Through December 31, 2017
In general, the deduction for casualty and theft losses of personal-use property is subject to two limitations: the $100 per-casualty floor and the 10%-of-adjusted-gross-income (10%-of-AGI) threshold.
Under the pre-Tax Cuts and Jobs Act law, for individuals, losses of property not connected with a trade or business or a transaction entered into for profit were deductible as personal casualty losses if the losses were the result of fire, storm, shipwreck, or other casualty, or of theft.
Effective for tax years beginning after December 31, 2017
For tax years beginning after December 31, 2017, and before January 1, 2026, the Tax Cuts and Jobs Act law provides that if an individual has a net disaster loss (for this purpose, the definition above applies, except the timeframe is changed to any tax year beginning after December 31, 2015 and before January 1, 2018), personal casualty and theft losses of an individual are deductible only to the extent they’re attributable to a federally declared disaster (“federal disaster losses”).

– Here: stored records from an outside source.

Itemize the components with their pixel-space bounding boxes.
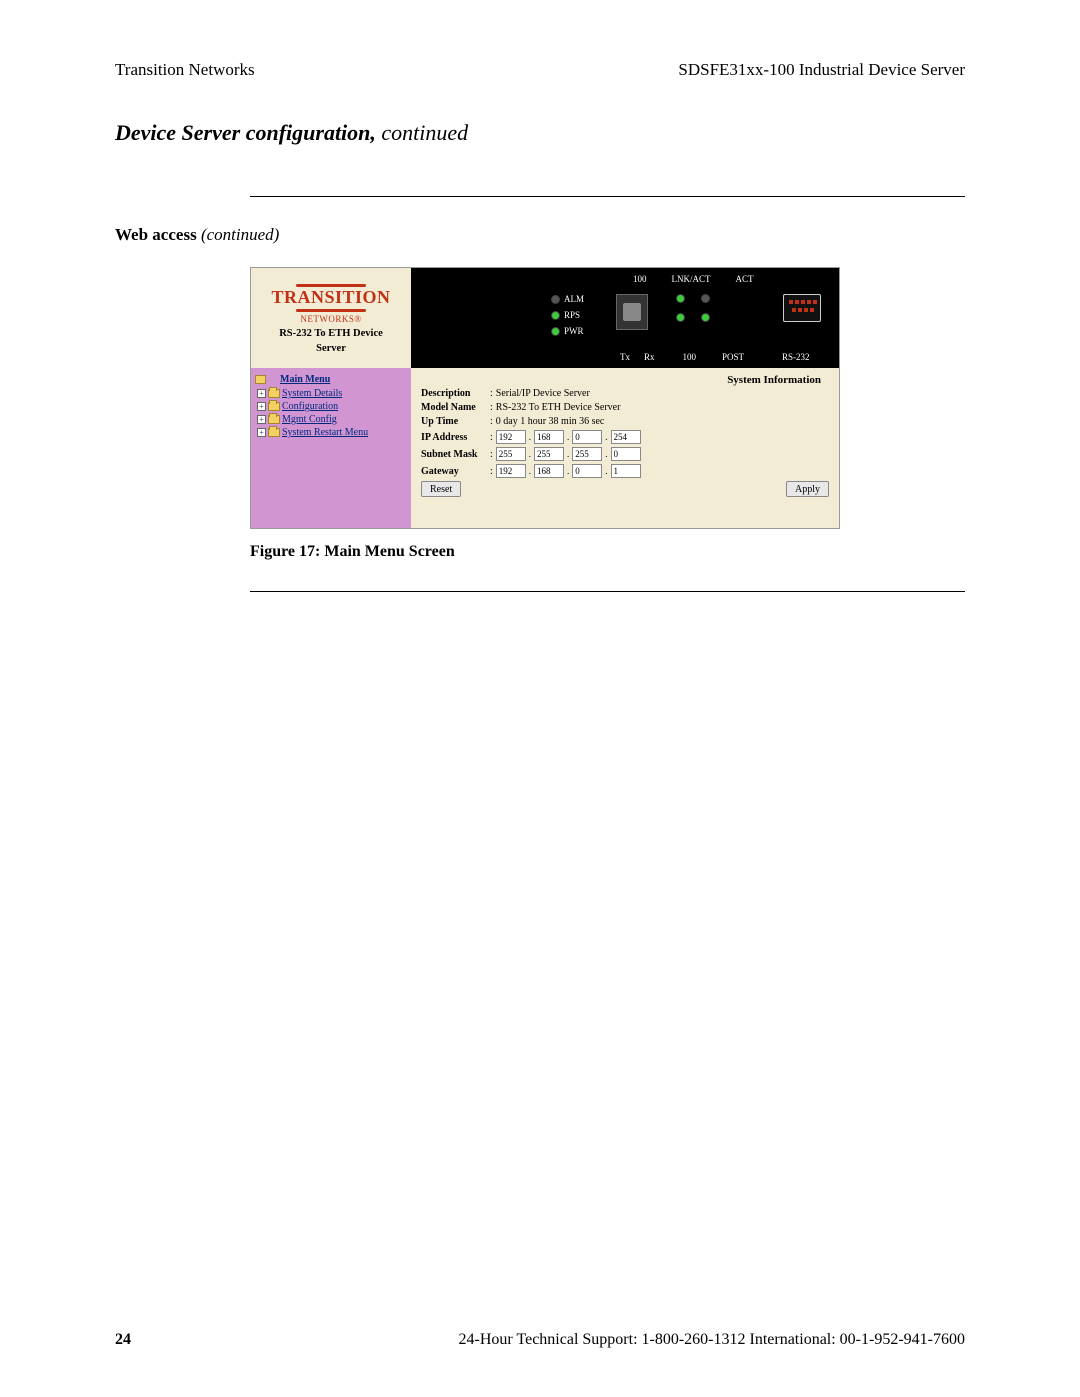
divider <box>250 196 965 197</box>
label-act: ACT <box>736 274 754 284</box>
rps-led <box>551 311 560 320</box>
main-panel: System Information Description : Serial/… <box>411 368 839 528</box>
sub-title-continued: (continued) <box>201 225 279 244</box>
ip-octet-2[interactable] <box>534 430 564 444</box>
subnet-mask-row: Subnet Mask : . . . <box>421 447 829 461</box>
gateway-octet-4[interactable] <box>611 464 641 478</box>
logo-networks: NETWORKS® <box>300 314 361 324</box>
led-group-right <box>676 294 710 322</box>
sidebar-item[interactable]: + Mgmt Config <box>257 414 407 425</box>
uptime-row: Up Time : 0 day 1 hour 38 min 36 sec <box>421 416 829 427</box>
embedded-screenshot: TRANSITION NETWORKS® RS-232 To ETH Devic… <box>250 267 840 529</box>
reset-button[interactable]: Reset <box>421 481 461 497</box>
logo-sub2: Server <box>316 343 346 354</box>
header-right: SDSFE31xx-100 Industrial Device Server <box>678 60 965 80</box>
label-100b: 100 <box>683 352 697 362</box>
sub-title: Web access (continued) <box>115 225 965 245</box>
pwr-led <box>551 327 560 336</box>
logo-panel: TRANSITION NETWORKS® RS-232 To ETH Devic… <box>251 268 411 368</box>
main-menu-link[interactable]: Main Menu <box>280 374 330 385</box>
gateway-octet-3[interactable] <box>572 464 602 478</box>
subnet-octet-2[interactable] <box>534 447 564 461</box>
folder-icon <box>255 375 266 384</box>
status-bottom-labels: Tx Rx 100 POST RS-232 <box>620 352 810 362</box>
logo-text: TRANSITION <box>271 289 390 306</box>
alm-led <box>551 295 560 304</box>
gateway-octet-1[interactable] <box>496 464 526 478</box>
page-number: 24 <box>115 1331 131 1349</box>
uptime-value: 0 day 1 hour 38 min 36 sec <box>496 416 605 427</box>
ip-address-row: IP Address : . . . <box>421 430 829 444</box>
sidebar-link[interactable]: System Details <box>282 388 342 399</box>
system-information-title: System Information <box>727 374 821 386</box>
label-post: POST <box>722 352 744 362</box>
subnet-octet-1[interactable] <box>496 447 526 461</box>
label-rx: Rx <box>644 352 655 362</box>
status-top-labels: 100 LNK/ACT ACT <box>633 274 754 284</box>
gateway-label: Gateway <box>421 466 490 477</box>
expand-icon[interactable]: + <box>257 415 266 424</box>
rps-label: RPS <box>564 310 580 320</box>
doc-header: Transition Networks SDSFE31xx-100 Indust… <box>115 60 965 80</box>
model-name-row: Model Name : RS-232 To ETH Device Server <box>421 402 829 413</box>
folder-icon <box>268 389 280 398</box>
logo-bar <box>296 309 366 312</box>
led-icon <box>676 313 685 322</box>
label-tx: Tx <box>620 352 630 362</box>
sidebar-item[interactable]: + Configuration <box>257 401 407 412</box>
ip-octet-4[interactable] <box>611 430 641 444</box>
header-left: Transition Networks <box>115 60 255 80</box>
title-continued: continued <box>381 120 468 145</box>
label-100: 100 <box>633 274 647 284</box>
folder-icon <box>268 402 280 411</box>
sidebar-item[interactable]: + System Restart Menu <box>257 427 407 438</box>
sub-title-text: Web access <box>115 225 201 244</box>
status-panel: 100 LNK/ACT ACT ALM RPS PWR <box>411 268 839 368</box>
led-icon <box>701 294 710 303</box>
ip-octet-1[interactable] <box>496 430 526 444</box>
subnet-octet-4[interactable] <box>611 447 641 461</box>
figure-caption: Figure 17: Main Menu Screen <box>250 543 840 561</box>
led-column: ALM RPS PWR <box>551 294 584 336</box>
uptime-label: Up Time <box>421 416 490 427</box>
description-label: Description <box>421 388 490 399</box>
apply-button[interactable]: Apply <box>786 481 829 497</box>
page-footer: 24 24-Hour Technical Support: 1-800-260-… <box>115 1331 965 1349</box>
sidebar-link[interactable]: System Restart Menu <box>282 427 368 438</box>
folder-icon <box>268 415 280 424</box>
subnet-mask-label: Subnet Mask <box>421 449 490 460</box>
label-rs232: RS-232 <box>782 352 810 362</box>
gateway-row: Gateway : . . . <box>421 464 829 478</box>
gateway-octet-2[interactable] <box>534 464 564 478</box>
title-text: Device Server configuration, <box>115 120 381 145</box>
ip-octet-3[interactable] <box>572 430 602 444</box>
ip-address-label: IP Address <box>421 432 490 443</box>
footer-support: 24-Hour Technical Support: 1-800-260-131… <box>459 1331 965 1349</box>
sidebar-link[interactable]: Mgmt Config <box>282 414 337 425</box>
sidebar-link[interactable]: Configuration <box>282 401 338 412</box>
description-value: Serial/IP Device Server <box>496 388 590 399</box>
section-title: Device Server configuration, continued <box>115 120 965 146</box>
alm-label: ALM <box>564 294 584 304</box>
pwr-label: PWR <box>564 326 584 336</box>
subnet-octet-3[interactable] <box>572 447 602 461</box>
rs232-port-icon <box>783 294 821 322</box>
description-row: Description : Serial/IP Device Server <box>421 388 829 399</box>
divider <box>250 591 965 592</box>
expand-icon[interactable]: + <box>257 402 266 411</box>
folder-icon <box>268 428 280 437</box>
ethernet-port-icon <box>616 294 648 330</box>
sidebar-item[interactable]: + System Details <box>257 388 407 399</box>
led-icon <box>676 294 685 303</box>
led-icon <box>701 313 710 322</box>
sidebar: Main Menu + System Details + Configurati… <box>251 368 411 528</box>
label-lnkact: LNK/ACT <box>672 274 711 284</box>
expand-icon[interactable]: + <box>257 428 266 437</box>
expand-icon[interactable]: + <box>257 389 266 398</box>
model-name-label: Model Name <box>421 402 490 413</box>
model-name-value: RS-232 To ETH Device Server <box>496 402 621 413</box>
logo-sub1: RS-232 To ETH Device <box>279 328 383 339</box>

- The $100-per-casualty floor is increased to $500.
- The 10%-of-AGI threshold then applies.
What this says is that while the Casualty and Theft loss deduction was revoked, the deduction for casualty disaster losses is available and the floor is raised from $100 to $500. The 10% of AGI limitation is retained.
Individuals may deduct personal property losses that are not covered by insurance or other reimbursements, but they must first subtract $500 for each casualty event and then subtract ten percent of their adjusted gross income from their total casualty losses for the year.
Again, these have to be in qualified disaster areas, i.e. federally declared disasters. You will be able to get more information on Publication 547.